I felt so weighed down, so helpless and sad, that all I could do was cry while Dad held me. “Are the police just really bad at their jobs?” I wailed. “They’re getting further and further away from the truth. How can the investigators make three incriminating errors in a row? What will they find next?”

But I tried not to think too far ahead. I’d already had to tell Mom good-bye. She’s an elementary school teacher who had used all her vacation and sick days to be with me. My defense was costing far more than my parents had. She had to get back to work. Thank God Dad was there for me. I couldn’t fathom how I would get through this without my parents.

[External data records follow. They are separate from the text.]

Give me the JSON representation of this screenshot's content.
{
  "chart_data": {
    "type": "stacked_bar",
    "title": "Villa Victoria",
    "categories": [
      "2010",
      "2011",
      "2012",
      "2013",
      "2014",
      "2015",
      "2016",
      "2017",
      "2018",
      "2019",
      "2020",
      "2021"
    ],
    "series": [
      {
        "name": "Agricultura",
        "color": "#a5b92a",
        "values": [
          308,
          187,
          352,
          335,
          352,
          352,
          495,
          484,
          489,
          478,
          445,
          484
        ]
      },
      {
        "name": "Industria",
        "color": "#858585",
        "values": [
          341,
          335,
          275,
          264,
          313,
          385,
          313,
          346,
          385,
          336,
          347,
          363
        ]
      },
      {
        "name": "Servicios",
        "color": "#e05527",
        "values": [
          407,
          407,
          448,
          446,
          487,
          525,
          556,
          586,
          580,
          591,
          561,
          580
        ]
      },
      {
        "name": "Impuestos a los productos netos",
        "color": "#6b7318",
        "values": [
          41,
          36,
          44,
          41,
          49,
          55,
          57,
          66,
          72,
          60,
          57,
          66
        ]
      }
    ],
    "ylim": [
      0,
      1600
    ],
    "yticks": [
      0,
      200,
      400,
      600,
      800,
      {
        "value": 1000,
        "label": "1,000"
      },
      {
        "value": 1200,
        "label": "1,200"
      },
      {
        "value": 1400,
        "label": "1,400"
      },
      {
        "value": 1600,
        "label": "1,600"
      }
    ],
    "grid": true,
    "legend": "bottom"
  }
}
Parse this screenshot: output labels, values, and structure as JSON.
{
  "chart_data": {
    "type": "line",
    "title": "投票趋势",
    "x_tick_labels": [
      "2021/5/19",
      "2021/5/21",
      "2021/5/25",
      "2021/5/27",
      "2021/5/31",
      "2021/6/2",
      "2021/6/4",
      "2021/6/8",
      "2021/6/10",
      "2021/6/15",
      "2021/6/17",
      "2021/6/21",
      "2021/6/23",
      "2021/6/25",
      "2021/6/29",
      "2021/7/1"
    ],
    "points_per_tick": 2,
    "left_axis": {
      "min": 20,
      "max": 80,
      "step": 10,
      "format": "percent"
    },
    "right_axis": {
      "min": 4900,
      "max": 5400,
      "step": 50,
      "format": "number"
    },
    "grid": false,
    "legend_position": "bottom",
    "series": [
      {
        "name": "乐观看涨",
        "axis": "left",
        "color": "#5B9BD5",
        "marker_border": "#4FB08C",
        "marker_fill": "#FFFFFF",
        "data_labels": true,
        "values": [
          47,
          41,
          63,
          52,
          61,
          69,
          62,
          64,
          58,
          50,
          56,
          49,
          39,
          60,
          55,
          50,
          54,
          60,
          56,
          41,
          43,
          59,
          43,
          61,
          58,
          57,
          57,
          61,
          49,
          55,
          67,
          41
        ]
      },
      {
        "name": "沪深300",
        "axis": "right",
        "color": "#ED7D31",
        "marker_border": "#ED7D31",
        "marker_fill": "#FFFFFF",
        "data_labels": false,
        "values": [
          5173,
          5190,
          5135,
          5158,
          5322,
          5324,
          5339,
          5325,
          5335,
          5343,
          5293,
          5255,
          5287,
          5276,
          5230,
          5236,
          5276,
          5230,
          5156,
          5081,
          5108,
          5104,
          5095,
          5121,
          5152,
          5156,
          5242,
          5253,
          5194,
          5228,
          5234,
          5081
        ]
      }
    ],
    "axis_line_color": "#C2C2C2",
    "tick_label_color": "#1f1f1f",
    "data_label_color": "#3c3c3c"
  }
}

Incensed by the stream of falsehoods, I concluded what my lawyers and my dad already knew: the police and the prosecutor couldn’t afford to admit they’d made a mistake. They’d announced, “Case closed,” at the press conference the day Raffaele and I were arrested. They would stick to their story at all costs.

I always liked seeing my lawyers, but now I had to brace myself for each visit. I didn’t have to wait long before they brought more devastating news.

Less than a week later, investigators reported that they’d found my DNA mixed with Meredith’s blood ringing the drain of the bidet in our shared bathroom. The implication was that I’d rinsed my hands and feet in the bidet after slashing her throat. They said that my skin cells had shown up—not Raffaele’s or Rudy Guede’s—because I was the last person to wash up in that bathroom.

The other update that day was something my lawyers had learned about when an Italian reporter held up his cell phone to show Luciano a series of photos in that day’s
Daily Mail
. “Chilling Pictures of Meredith Murder Scene Reveal Apartment Bloodbath Horror,” read the headline.

When I’d come home from Raffaele’s on November 2 there were two dots of blood in the sink and a tiny smear on the faucet. In one of the
Daily Mail
photos, the bathroom where I’d showered appeared to be drenched in blood. Police released the photo with no explanation. They didn’t say that the room had been sprayed with phenolphthalein, a chemical that, like luminol, is used as a first screen to detect the presence of blood. Also left out was the fact that phenolphthalein immediately turns certain bases and acids, including hemoglobin, a pinkish red. Thirty seconds after that, everything touched by phenolphthalein—every wall, every floor tile, every fixture, every towel—turns that lurid shade. I could only conclude that the police had distributed the pictures of the bathroom knowing that most people would never have heard of the chemical and would, naturally, believe the red was blood.